Home Page URL: http://www.c3.lanl.gov/mega-math/welcome.html
Brief Description/Summary: Mathematics is a live science with new discoveries being made every day. The frontier of mathematics is an exciting place, where mathematicians experiment and play with creative and imaginative ideas. Many of these ideas are accessible to young children. Others (infinity is a good example) are ideas that have already piqued many children's curiosity, but their profound mathematical importance is not widely known or understood. MegaMath is a project of the Computer Research and Applications Group at Los Alamos National Laboratory, and is intended to bring unusual and important mathematical ideas to elementary school classrooms so that young people and their teachers can think about them together.
Stated purpose: It is intended to bring unusual and important mathematical ideas to elementary school classrooms so that young people and their teachers can think about them together. We hope that these materials will provide opportunities for children and their teachers to experience mathematics in ways it is experienced by mathematicians and scientists. Mathematics is lively and exciting; it is a field more akin to art and poetry than many people think.
Sponsoring/Funding Institution: MegaMath is a project of the Computer Research and Applications Group at Los Alamos National Laboratory
Persons Involved: Mike Fellows, firstname.lastname@example.org and Nancy Casey, casey email@example.com is a co-founder and has written the text of the MegaMath materials. Mike Hawrylycz, captors@gardener..lanl.gov, is the Los Alamos National Laboratory Coordinator for MegaMath.
Groups and levels they aim to serve: Mostly elementary school students and teachers.

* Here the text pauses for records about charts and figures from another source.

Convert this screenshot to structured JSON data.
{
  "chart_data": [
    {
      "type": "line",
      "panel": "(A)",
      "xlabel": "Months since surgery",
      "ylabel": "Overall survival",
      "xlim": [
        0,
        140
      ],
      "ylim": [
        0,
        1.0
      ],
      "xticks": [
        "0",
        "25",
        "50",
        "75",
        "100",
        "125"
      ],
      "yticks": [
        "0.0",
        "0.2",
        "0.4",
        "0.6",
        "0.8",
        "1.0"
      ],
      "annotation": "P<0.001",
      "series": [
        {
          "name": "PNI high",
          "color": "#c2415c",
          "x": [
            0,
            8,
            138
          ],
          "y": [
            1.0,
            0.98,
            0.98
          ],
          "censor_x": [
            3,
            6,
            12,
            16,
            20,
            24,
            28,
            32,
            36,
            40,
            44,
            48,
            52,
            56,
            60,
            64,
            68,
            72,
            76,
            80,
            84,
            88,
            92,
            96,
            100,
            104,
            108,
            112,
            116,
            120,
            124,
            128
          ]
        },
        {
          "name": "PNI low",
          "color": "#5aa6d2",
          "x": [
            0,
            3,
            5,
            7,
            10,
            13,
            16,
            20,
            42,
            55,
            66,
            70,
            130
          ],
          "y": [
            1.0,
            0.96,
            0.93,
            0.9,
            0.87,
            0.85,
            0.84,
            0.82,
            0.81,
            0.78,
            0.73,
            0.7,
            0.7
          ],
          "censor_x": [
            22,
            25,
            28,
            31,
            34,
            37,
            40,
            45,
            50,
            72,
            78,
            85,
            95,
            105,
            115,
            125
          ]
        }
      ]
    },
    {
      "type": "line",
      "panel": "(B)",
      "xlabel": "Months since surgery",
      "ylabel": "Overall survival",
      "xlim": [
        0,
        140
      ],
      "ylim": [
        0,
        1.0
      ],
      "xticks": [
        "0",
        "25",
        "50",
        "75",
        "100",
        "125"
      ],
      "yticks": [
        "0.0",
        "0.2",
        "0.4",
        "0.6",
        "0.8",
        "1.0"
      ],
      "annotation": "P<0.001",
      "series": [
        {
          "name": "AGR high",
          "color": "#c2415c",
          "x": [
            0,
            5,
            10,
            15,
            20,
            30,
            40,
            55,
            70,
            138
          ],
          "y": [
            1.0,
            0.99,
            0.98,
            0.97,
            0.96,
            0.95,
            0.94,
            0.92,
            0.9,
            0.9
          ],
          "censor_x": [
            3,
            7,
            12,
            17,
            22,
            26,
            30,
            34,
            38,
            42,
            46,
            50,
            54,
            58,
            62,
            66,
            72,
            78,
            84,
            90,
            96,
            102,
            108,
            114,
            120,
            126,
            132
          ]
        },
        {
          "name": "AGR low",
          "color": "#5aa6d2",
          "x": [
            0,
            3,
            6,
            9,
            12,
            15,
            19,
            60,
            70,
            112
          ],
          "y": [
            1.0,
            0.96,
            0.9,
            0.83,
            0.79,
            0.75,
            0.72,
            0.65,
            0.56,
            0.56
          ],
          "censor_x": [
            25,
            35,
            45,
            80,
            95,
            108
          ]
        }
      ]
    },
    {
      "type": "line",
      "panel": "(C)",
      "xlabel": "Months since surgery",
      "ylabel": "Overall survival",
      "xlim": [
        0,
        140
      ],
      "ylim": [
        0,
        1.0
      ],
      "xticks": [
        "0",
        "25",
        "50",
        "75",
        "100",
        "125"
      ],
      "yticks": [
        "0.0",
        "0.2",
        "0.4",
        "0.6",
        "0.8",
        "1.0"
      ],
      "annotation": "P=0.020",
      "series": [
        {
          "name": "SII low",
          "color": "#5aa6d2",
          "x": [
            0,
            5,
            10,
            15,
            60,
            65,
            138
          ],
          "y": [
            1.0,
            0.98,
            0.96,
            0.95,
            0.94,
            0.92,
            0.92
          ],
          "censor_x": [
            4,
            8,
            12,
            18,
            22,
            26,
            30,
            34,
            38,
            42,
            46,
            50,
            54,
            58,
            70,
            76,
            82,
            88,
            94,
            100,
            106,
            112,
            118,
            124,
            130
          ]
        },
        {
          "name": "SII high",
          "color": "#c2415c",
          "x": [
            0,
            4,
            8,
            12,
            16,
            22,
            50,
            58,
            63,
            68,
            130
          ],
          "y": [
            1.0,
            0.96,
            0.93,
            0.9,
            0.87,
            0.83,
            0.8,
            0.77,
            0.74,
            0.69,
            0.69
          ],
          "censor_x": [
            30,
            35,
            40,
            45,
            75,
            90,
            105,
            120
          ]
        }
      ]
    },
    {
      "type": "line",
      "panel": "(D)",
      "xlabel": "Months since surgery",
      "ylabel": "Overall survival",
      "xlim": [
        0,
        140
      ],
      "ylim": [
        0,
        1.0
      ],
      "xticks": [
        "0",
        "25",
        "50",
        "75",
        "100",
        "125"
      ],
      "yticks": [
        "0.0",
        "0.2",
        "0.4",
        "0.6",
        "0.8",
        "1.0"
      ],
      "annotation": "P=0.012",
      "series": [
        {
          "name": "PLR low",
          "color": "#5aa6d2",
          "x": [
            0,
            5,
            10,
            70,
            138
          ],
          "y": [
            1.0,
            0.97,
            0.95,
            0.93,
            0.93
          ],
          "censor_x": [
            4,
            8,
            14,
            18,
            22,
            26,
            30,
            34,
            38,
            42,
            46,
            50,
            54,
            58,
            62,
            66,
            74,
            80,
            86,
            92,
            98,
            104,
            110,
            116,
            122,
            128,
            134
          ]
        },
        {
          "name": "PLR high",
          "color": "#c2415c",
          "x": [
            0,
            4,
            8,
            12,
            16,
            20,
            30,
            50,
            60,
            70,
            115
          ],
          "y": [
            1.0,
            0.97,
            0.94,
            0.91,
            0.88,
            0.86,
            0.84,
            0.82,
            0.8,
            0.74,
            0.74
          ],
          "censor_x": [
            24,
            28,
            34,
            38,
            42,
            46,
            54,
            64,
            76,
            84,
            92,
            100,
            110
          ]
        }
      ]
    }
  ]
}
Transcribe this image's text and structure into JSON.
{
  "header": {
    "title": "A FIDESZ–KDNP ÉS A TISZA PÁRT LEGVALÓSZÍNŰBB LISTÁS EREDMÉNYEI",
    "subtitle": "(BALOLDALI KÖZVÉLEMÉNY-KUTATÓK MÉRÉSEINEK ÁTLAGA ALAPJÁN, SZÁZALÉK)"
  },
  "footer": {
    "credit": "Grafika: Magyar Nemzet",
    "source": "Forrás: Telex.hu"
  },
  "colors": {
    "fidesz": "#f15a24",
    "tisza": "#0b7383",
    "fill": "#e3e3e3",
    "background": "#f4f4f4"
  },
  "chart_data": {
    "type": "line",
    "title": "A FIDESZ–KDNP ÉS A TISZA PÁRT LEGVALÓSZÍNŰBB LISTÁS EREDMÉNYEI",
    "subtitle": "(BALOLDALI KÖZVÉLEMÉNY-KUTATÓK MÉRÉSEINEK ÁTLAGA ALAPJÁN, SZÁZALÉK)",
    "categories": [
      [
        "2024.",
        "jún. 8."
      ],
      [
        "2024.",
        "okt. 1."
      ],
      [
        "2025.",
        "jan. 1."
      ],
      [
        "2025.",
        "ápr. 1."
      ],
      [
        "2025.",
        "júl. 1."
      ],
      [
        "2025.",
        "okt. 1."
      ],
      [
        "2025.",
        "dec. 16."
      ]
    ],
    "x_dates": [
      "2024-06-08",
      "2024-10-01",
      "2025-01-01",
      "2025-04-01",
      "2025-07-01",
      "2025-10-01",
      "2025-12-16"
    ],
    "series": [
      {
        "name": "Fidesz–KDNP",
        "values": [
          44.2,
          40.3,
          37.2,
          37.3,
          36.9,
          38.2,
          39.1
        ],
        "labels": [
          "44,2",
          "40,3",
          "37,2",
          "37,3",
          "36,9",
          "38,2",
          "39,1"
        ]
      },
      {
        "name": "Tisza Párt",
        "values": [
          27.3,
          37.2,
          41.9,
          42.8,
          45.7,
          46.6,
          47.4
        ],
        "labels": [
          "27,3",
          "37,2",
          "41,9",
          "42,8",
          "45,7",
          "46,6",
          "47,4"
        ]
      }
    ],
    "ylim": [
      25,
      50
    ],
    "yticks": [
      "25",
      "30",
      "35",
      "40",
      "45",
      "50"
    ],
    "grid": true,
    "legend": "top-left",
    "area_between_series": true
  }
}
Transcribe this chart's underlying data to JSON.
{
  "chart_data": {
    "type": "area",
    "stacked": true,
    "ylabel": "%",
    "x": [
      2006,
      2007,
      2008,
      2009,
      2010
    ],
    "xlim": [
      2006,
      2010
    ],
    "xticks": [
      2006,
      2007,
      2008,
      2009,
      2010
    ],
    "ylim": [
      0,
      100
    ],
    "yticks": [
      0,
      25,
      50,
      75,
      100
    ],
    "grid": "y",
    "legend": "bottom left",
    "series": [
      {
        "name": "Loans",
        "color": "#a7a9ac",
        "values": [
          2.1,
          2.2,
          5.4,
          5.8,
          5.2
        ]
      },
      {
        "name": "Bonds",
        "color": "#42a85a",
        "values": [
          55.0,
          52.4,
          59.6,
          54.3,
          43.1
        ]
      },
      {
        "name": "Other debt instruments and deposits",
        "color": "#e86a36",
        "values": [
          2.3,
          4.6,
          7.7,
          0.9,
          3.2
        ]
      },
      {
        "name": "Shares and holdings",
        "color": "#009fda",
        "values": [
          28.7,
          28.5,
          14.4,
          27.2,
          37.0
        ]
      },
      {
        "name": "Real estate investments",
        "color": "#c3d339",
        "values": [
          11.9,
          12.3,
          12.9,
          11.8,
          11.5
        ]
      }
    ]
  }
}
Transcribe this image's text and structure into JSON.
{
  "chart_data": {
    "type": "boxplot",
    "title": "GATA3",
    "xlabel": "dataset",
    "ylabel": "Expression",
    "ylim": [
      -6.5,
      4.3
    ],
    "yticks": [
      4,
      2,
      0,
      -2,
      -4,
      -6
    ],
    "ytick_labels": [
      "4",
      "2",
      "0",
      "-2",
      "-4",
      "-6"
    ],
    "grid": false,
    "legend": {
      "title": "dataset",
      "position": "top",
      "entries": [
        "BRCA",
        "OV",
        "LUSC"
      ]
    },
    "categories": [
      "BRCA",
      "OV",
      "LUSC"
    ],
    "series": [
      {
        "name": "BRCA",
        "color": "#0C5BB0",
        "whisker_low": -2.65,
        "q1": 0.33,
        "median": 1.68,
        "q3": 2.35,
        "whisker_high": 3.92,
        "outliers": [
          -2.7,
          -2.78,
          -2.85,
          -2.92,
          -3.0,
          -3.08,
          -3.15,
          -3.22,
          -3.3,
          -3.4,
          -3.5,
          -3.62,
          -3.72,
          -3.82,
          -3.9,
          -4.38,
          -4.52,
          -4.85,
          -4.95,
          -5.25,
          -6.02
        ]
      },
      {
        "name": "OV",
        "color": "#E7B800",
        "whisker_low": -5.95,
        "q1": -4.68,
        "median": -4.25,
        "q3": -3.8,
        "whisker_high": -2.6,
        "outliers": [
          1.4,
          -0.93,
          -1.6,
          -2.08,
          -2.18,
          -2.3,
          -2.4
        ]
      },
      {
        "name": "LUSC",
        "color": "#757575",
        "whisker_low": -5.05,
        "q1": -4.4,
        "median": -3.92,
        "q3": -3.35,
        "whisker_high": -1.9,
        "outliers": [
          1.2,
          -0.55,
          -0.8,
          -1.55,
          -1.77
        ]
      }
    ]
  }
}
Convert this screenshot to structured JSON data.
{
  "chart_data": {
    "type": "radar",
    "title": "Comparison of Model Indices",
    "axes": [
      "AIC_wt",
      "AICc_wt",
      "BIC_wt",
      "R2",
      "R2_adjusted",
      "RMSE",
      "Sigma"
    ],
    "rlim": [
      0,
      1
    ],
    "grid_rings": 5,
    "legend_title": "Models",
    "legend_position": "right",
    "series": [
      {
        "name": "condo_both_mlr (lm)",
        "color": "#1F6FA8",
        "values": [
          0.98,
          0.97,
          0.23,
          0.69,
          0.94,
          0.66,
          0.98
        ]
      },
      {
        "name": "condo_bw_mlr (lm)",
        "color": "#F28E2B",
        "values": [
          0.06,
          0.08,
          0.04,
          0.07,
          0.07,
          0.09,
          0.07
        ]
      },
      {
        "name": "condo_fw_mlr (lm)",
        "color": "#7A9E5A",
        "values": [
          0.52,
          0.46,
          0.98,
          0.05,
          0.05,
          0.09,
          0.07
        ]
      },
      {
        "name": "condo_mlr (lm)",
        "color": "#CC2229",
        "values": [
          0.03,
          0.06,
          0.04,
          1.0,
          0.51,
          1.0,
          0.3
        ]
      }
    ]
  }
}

Here are the areas of the site that are most extensive:
- Writings from the MegaMath Project is a collection of seven essays, most written by Nancy Casey and/or Mike Fellows. Most, like the Los Alamos Workbook, provide tangible classroom materials. Others describe classroom experiences or suggest class structures.
Along similar lines are the Stories, a bunch of fun tales for kids that have math-related content.
- The Map Coloring project is an interesting way to get kids involved in thinking about math. They explore the question: What is the fewest number of colors I must use to color this map? and in the meantime run across the Four Color Theorem, the idea of computational complexity, definitions of mathematical proofs and induction, and more.
- Games on Graphs again looks like fun, but manages to sneak in all sorts of heavy-duty math concepts, this time about graph theory.
- There are five other similar activities available from the Main Menu of MegaMath. Their mathematical topics are algorithms, infinity, finite state machines, and logic.